La boxeuse Imane Khelif a raison de dire qu’elle est une femme. Ce n’est pas mon avis, mais celui des endocrinologues, qui sont les plus crédibles dans ce débat.
Si la boxeuse championne du monde olympique souffre effectivement de la maladie que les médias lui ont attachée, elle a les atouts physiques d’un homme, mais n’est pas non plus au même niveau physique que les hommes. J’y reviendrai.
La semaine dernière, un média français affirmait avoir obtenu du boxeur un rapport médical rédigé par deux endocrinologues, dont le Français Jacques Young. Ce rapport précise que Khelif souffre d’un déficit en 5 alpha-réductase, une maladie rare pouvant déformer les organes génitaux. Dans le reportage, il est même précisé que l’Algérienne n’a en réalité pas d’utérus et qu’elle aurait des testicules à l’intérieur de son corps.
Ce média controversé a été accusé de fausses nouvelles. Imane Khelif a porté plainte pour harcèlement notamment contre lui.
Le problème dans tout ça, c’est que ce rapport qui amène beaucoup de personnes à qualifier Imane Khelif d’homme conclut plutôt que le boxeur doit être considéré comme une… femme.
Agenda antitrans
Vous avez bien lu. L’endocrinologue qui a co-écrit le rapport, Jacques Young, a répondu à tout cela la semaine dernière dans le média allemand DW, affirmant que son nom avait été utilisé pour transmettre de la désinformation afin d’alimenter l’agenda anti-trans. Le média DW a retranscrit un passage du rapport qui indique que « du point de vue des antécédents médicaux, le sexe féminin est toujours favorisé ».
En revanche, l’endocrinologue n’a jamais nié l’existence du rapport, rappelant son devoir de secret professionnel. Mais bref, si cette relation existe, Imane Khelif doit-il être considéré comme un homme ou une femme ?
J’ai longuement discuté avec un endocrinologue québécois pour mettre les choses au clair. Elle ne veut pas être identifiée, car elle n’a pas le temps et ne veut pas être la cible de vilaines choses.
Horrible maladie
Le déficit en 5 alpha-réductase est une maladie horrible et extrêmement rare. Il faut deux parents qui ont un gène défectueux. On ne les voit presque jamais au Canada. Des familles nombreuses avec des membres touchés ont été trouvées en République dominicaine, en Turquie et en Égypte, entre autres, selon un rapport de MedlinePlus.
Les bébés naissent avec des organes génitaux déformés. Ainsi, un enfant peut avoir ce qui ressemble à une cavité vaginale, mais ce n’est pas le cas. Il a des testicules dans le ventre.

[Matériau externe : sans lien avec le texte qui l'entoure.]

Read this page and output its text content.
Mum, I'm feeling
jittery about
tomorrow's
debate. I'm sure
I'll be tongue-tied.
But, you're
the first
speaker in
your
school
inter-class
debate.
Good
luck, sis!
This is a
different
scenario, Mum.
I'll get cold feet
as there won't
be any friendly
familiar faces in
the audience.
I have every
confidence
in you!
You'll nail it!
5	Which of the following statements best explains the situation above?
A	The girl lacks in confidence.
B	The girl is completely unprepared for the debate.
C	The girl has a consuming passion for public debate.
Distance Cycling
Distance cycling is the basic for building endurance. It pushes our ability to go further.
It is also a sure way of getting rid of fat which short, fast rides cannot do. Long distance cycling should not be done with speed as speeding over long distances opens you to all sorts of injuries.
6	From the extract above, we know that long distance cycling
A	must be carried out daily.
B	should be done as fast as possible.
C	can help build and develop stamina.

Avant la puberté, à moins que des tests soient effectués, il est pratiquement impossible de savoir si un enfant souffre de ce problème. Surtout en Algérie, où le système de santé n’est pas des plus développés et où les questions de différenciation sexuelle ne sont pas très populaires.
Et à la puberté, cela devient tragique pour les personnes touchées. Petit à petit, ils comprennent qu’ils ne savent plus vraiment comment s’identifier. Ils comprennent qu’ils ne pourront pas se reproduire. Ils se demandent pourquoi leur voix change. Sur le plan sexuel, ils se demandent ce qui leur arrive. Et ce processus ne se produit pas du jour au lendemain. Cela peut prendre beaucoup de temps à établir.
Au niveau chromosomique, les femmes qui souffrent de cette maladie sont des hommes.
Alors c’est un homme ? Non.
Mais ce n’est pas si simple. En fait, ces personnes ne rentrent dans aucune case.
D’une part, ces personnes ont des testicules cachés qui produisent de la testostérone. Ils ont donc plus de force et plus de cardio.
En revanche, leur maladie leur fait manquer de dihydrotestostérone, contrairement aux hommes. La dihydrotestostérone est utilisée pour la virilisation. Aux cheveux, aux glandes sudoripares, et cela peut aussi influencer la partie musculaire.
AFP
Autrement dit, ceux qui souffrent d’un déficit en 5 alpha-réductase n’ont pas toutes les caractéristiques physiques d’un homme. Loin de là.
C’est pourquoi ces personnes ne rentrent pas dans une catégorie. Et c’est pour cela qu’Imane Khelif a raison de dire qu’elle est une femme si elle souffre effectivement de cette maladie. L’endocrinologue à qui j’ai parlé en est également convaincu.
Imane Khelif peut-elle lutter contre d’autres femmes qui n’ont pas les mêmes avantages ? Non, c’est injuste. Peut-elle lutter contre les hommes ? Ni l’un ni l’autre. Elle n’est pas au même niveau. Et il ne s’agit pas de tricher, me rappelle l’endocrinologue. Elle est prisonnière dans ce bordel identitaire complexe.